I found this on the LCMS. It talks more about their position on intelligent design than it does creation (young earth/old earth/gap/theistic evolution).
http://lcms.org/Document.fdoc?src=lcm&id=1103
From the LCMS website:
Of Creation
(St. Louis: Concordia Publishing House, N.D.)
[Adopted 1932]
5. We teach that God has created heaven and earth, and that in the manner and in the space of time recorded in the Holy Scriptures, especially Gen. 1 and 2, namely, by His almighty creative word, and in six days. We reject every doctrine which denies or limits the work of creation as taught in Scripture. In our days it is denied or limited by those who assert, ostensibly in deference to science, that the world came into existence through a process of evolution; that is, that it has, in immense periods of time, developed more or less of itself. Since no man was present when it pleased God to create the world, we must look for a reliable account of creation to God's own record, found in God's own book, the Bible. We accept God's own record with full confidence and confess with Luther's Catechism: "I believe that God has made me and all creatures."
Also this...
Was the universe created in six literal 24-hour periods?

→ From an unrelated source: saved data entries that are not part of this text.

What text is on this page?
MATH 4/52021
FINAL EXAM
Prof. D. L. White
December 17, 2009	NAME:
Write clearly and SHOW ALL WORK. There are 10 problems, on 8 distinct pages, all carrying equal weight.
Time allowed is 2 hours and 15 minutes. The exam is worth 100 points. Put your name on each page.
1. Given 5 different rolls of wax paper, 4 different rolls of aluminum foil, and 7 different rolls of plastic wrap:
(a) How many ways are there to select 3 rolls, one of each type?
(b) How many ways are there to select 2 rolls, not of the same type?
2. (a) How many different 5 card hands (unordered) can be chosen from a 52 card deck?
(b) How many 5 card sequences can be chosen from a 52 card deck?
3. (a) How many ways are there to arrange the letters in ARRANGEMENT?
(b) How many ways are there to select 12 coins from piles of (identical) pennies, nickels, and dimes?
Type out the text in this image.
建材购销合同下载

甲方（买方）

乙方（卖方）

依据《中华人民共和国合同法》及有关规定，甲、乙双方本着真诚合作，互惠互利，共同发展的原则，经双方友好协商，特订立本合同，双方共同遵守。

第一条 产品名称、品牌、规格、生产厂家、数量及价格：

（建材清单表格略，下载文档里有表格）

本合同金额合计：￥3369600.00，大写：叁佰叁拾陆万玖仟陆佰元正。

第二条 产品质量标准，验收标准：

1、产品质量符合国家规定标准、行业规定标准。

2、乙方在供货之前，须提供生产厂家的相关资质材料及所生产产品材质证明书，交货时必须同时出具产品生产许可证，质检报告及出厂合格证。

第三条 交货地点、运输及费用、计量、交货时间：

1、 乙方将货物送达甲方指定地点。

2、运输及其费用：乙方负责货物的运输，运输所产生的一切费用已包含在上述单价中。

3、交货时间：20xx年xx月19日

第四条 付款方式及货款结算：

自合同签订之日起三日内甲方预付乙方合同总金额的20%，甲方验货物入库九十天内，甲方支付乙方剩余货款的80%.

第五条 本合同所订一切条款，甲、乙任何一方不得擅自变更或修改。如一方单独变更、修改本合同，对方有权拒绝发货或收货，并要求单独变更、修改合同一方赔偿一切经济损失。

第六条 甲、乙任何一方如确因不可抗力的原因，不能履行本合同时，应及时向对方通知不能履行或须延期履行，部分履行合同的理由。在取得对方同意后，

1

Q: A person, because of his study of science, does not believe that the universe was created in six literal 24-hour periods. Does this fact, by itself, render this person ineligible for membership in the LCMS?
A: A person's private views regarding this question do not automatically disqualify a person from becoming a member of the congregation. It is possible, of course, that someone holding to a given theory about the "six days" of the creation accounts also holds to views about the Bible that would be troublesome and perhaps in some cases detrimental to saving faith.
But judgments in this regard belong in the realm of individual pastoral care, and are not a matter of hard and fast rules so that someone's personal opinions in this area would become in effect a kind of litmus test for membership.
It has generally been taught in our church that unless there is a compelling reason, on the basis of the biblical texts themselves, to understand the six days of the Genesis accounts as anything other than normal 24-hour days, we are to believe that God created the world in six 24-hour days (see Luther's Small Catechism with Explanation, Question 97 [CPH, 1986, p. 106]).
Official members of the LCMS (congregations, pastors, rostered church workers), of course, pledge to honor and uphold the official position of the Synod on doctrinal issues, including its official position on creation.